La logique actuelle des fusions-acquisitions fournit en réalité un signal clair aux investisseurs : les capitaux recherchent des entreprises capables de générer des flux de trésorerie stables et à long terme grâce à la technologie ou à leur modèle d'affaires. Pour les investisseurs sur les marchés secondaires, cela signifie que les actions liées aux infrastructures numériques, à l'éducation et à la santé cotées à la Bourse de Singapour pourraient bénéficier d'une prime. Par ailleurs, l'entrée massive du capital-investissement suggère également que ces secteurs présentent une valeur qui n'est pas encore totalement valorisée.
Mais attention : le récit autour des infrastructures d'IA, bien qu'attrayant, comporte des risques d'investissement à un stade précoce qu'il ne faut pas négliger. Comme le dit Neha Singh : « L'IA en est encore à un stade très précoce, et les gens cherchent encore à comprendre comment elle va se déployer. » Les investisseurs devraient éviter de parier trop lourdement sur des tendances encore immatures et se concentrer plutôt sur les actifs qui génèrent déjà des revenus tangibles (comme les contrats de location de centres de données).
Perspectives à long terme : l'ère des méga-transactions va-t-elle durer ?
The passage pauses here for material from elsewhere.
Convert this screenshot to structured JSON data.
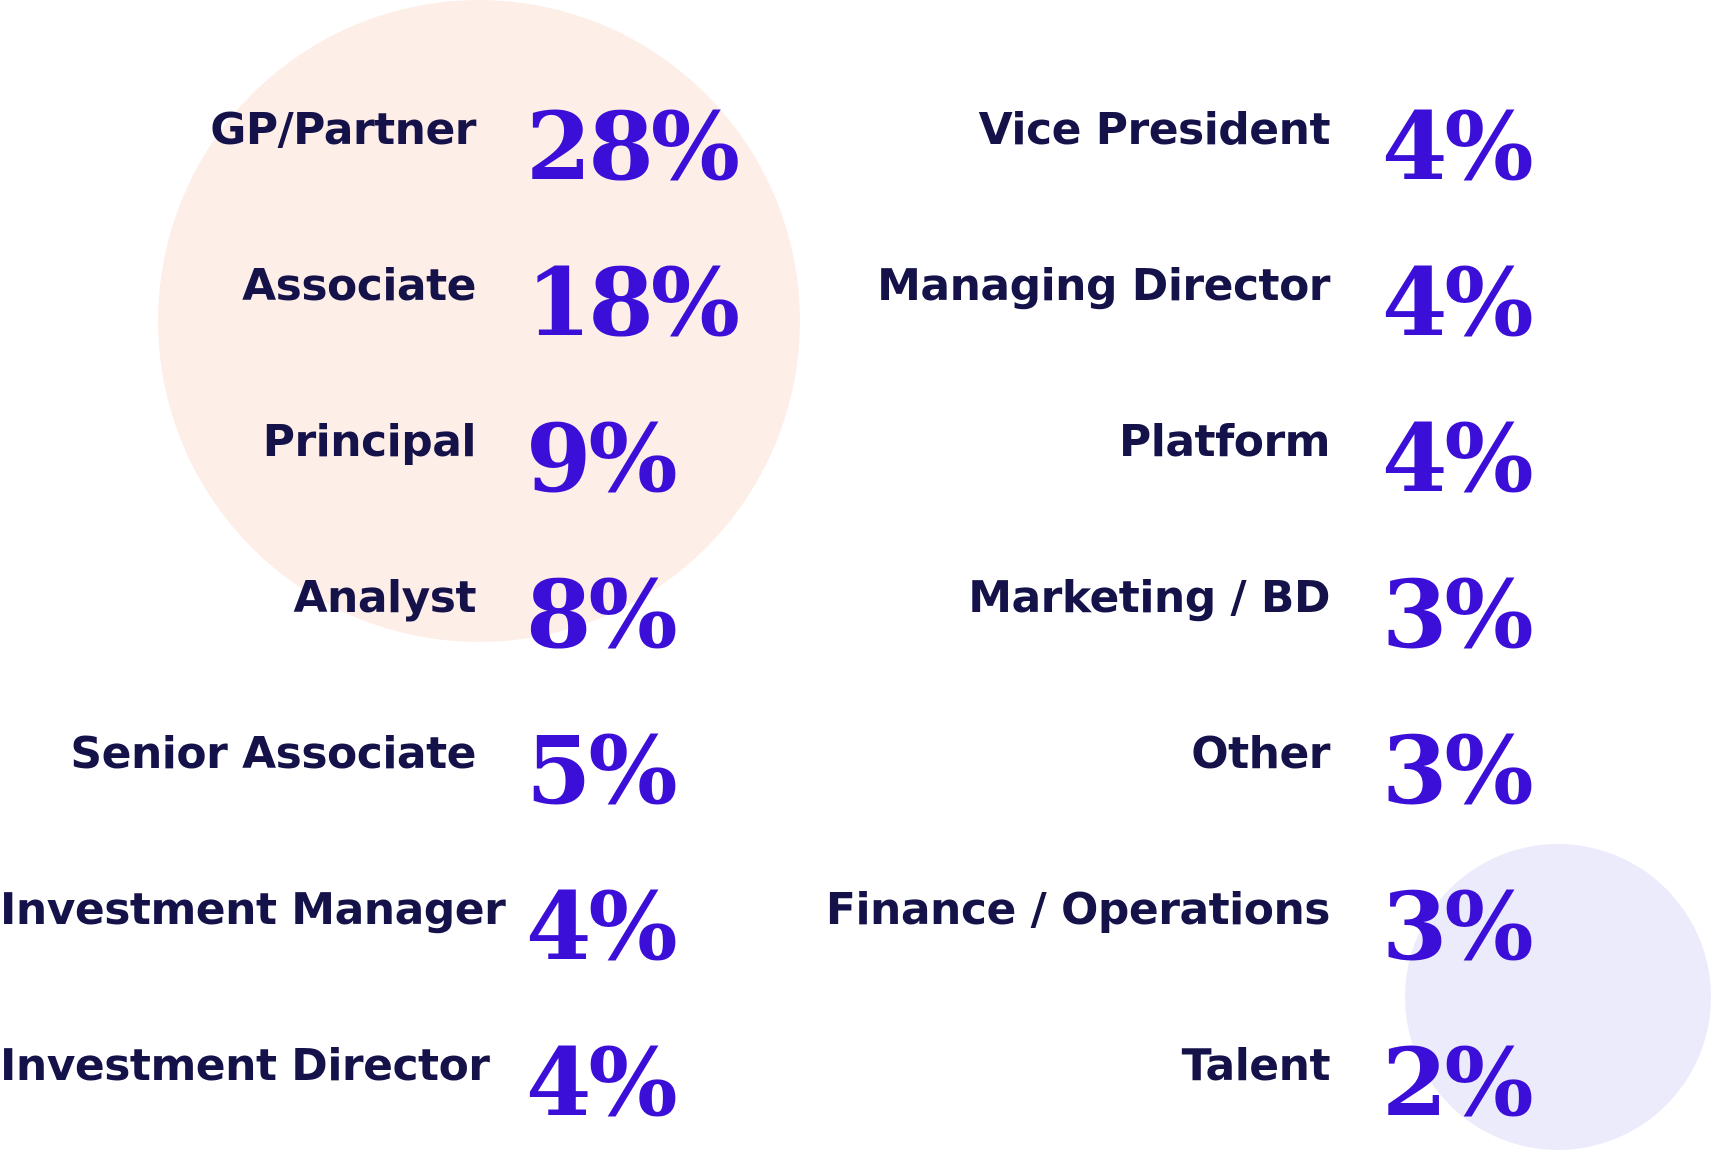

Au cours des 3 à 5 prochaines années, le marché des fusions-acquisitions à Singapour pourrait connaître les évolutions suivantes :
1. Normalisation des méga-transactions : Le volume considérable de capital non investi (poudre sèche) accumulé par le capital-investissement, combiné aux besoins d'investissement dans les infrastructures d'IA, fera que les méga-transactions continueront à dominer. 2. Hausse de la concentration sectorielle : Les capitaux se tournent vers les grandes entreprises et les plateformes technologiques ; les leaders du secteur consolident leur position par le biais d'acquisitions, tandis que les petits acteurs font face à une intégration ou à une sortie du marché. 3. Reprise prudente des transactions transfrontalières : Les incertitudes géopolitiques rendent les grands acheteurs prudents vis-à-vis des opérations transfrontalières, mais une fois que les retombées de l'IA seront clairement établies, les acquisitions transfrontalières dans le domaine technologique pourraient s'accélérer. 4. Renforcement du rôle de plaque tournante de Singapour : En tant que centre financier et juridique de l'Asie du Sud-Est, Singapour continuera d'attirer les activités régionales de fusions-acquisitions, mais la nature des transactions passera d'une « orientation quantitative » à une « orientation qualitative ».
Pour les décideurs d'entreprise, il est désormais nécessaire de réévaluer leur portefeuille d'actifs : quelles activités ont le potentiel d'attirer des « méga-transactions » ? Lesquelles devraient être cédées au plus vite ? Le capital donne la réponse par ses actions : la certitude est la nouvelle denrée rare.